Les vaccins administrés aux enfants confèrent une protection très élevée assurant, de par leur utilisation universelle, une couverture suffisante pour espérer l’élimination des maladies ciblées. Les bruits selon lesquels ils causeraient ou aggraveraient les maladies concernées sont infondés et immunologiquement absurdes. Un doute sur la sécurité ? Les nouveaux vaccins bénéficient d’essais cliniques et d’une couverture de pharmacovigilance équivalents voire supérieurs à ceux de tout médicament.

Cela posé, oui les vaccins peuvent dans de rares cas être responsables d’effets indésirables. Il existe des accidents allergiques rares, le plus souvent prévisibles par l’interrogatoire et des effets locaux d’inflammation, voire généraux. Ils sont pour l’essentiel bénins et causés soit par les vaccins eux-mêmes soit par la nécessité d’ajouter à certains vaccins un adjuvant qui crée les conditions d’une meilleure réponse immunitaire et d’une mémoire plus durable.

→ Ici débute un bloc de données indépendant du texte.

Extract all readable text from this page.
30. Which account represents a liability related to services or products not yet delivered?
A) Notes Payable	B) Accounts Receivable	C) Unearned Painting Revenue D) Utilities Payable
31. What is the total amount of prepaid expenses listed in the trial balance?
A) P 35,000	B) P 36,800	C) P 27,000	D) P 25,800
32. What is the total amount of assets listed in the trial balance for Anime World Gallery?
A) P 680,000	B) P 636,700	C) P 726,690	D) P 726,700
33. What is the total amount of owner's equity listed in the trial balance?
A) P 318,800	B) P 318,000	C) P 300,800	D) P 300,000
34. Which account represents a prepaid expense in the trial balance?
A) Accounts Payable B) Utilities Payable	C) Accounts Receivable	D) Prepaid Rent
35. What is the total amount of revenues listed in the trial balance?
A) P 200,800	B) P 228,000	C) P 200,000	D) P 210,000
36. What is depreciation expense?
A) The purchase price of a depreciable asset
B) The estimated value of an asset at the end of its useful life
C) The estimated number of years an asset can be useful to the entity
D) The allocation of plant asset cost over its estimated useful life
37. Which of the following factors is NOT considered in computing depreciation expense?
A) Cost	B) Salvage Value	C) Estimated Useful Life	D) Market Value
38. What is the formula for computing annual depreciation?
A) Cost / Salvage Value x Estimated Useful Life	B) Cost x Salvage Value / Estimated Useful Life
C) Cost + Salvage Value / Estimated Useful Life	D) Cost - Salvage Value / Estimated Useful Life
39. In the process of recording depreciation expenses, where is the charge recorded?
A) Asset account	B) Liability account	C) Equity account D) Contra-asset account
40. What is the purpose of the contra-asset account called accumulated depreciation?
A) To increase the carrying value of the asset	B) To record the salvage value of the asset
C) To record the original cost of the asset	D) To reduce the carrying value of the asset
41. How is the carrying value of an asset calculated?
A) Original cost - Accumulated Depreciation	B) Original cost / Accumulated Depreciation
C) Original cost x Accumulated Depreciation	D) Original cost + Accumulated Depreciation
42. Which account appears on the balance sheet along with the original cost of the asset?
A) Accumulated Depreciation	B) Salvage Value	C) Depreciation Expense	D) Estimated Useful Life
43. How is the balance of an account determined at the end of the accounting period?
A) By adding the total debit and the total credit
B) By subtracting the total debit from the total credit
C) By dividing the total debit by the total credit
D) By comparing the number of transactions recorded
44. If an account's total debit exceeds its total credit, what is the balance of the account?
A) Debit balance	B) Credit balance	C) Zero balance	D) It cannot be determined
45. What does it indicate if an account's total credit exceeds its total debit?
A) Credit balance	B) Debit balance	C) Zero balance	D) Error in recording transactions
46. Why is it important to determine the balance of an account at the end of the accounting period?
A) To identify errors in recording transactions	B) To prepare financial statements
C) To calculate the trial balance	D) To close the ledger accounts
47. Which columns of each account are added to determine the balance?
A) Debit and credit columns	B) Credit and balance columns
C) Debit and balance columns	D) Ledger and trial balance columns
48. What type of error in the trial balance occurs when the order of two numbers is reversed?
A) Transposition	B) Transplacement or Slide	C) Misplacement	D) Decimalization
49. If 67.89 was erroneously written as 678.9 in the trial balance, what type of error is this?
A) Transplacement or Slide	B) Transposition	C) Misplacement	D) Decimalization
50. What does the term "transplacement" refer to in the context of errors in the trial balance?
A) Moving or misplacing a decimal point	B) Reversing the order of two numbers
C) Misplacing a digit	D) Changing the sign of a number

Ces adjuvants peuvent être de nature diverse, mais les sels d’aluminium utilisés depuis quatre-vingt-dix ans dans le monde entier, initialement pour stimuler la réponse aux anatoxines diphtérique et tétanique, restent les plus utilisés car ils présentent les meilleures performances. Ces sels d’aluminium génèrent une inquiétude, certes compréhensible, mais largement irrationnelle. De fait, s’ils avaient créé tout le mal que certains leur prêtent, passées quatre générations d’utilisation chez des milliards d’individus, les effets adverses devraient en être visibles à l’échelle de la planète, ce qui n’est pas le cas. En tout état de cause, la rareté de ces événements ne peut remettre en cause l’analyse bénéfice/risque très favorable de ces vaccins adjuvantés, comme l’indique l’Organisation mondiale de la santé.

Cela dit, la science progresse, y compris vers de nouveaux adjuvants, avec pour objectifs d’améliorer toujours davantage tolérance et durée d’efficacité de la protection. La vaccinologie n’est pas une science figée.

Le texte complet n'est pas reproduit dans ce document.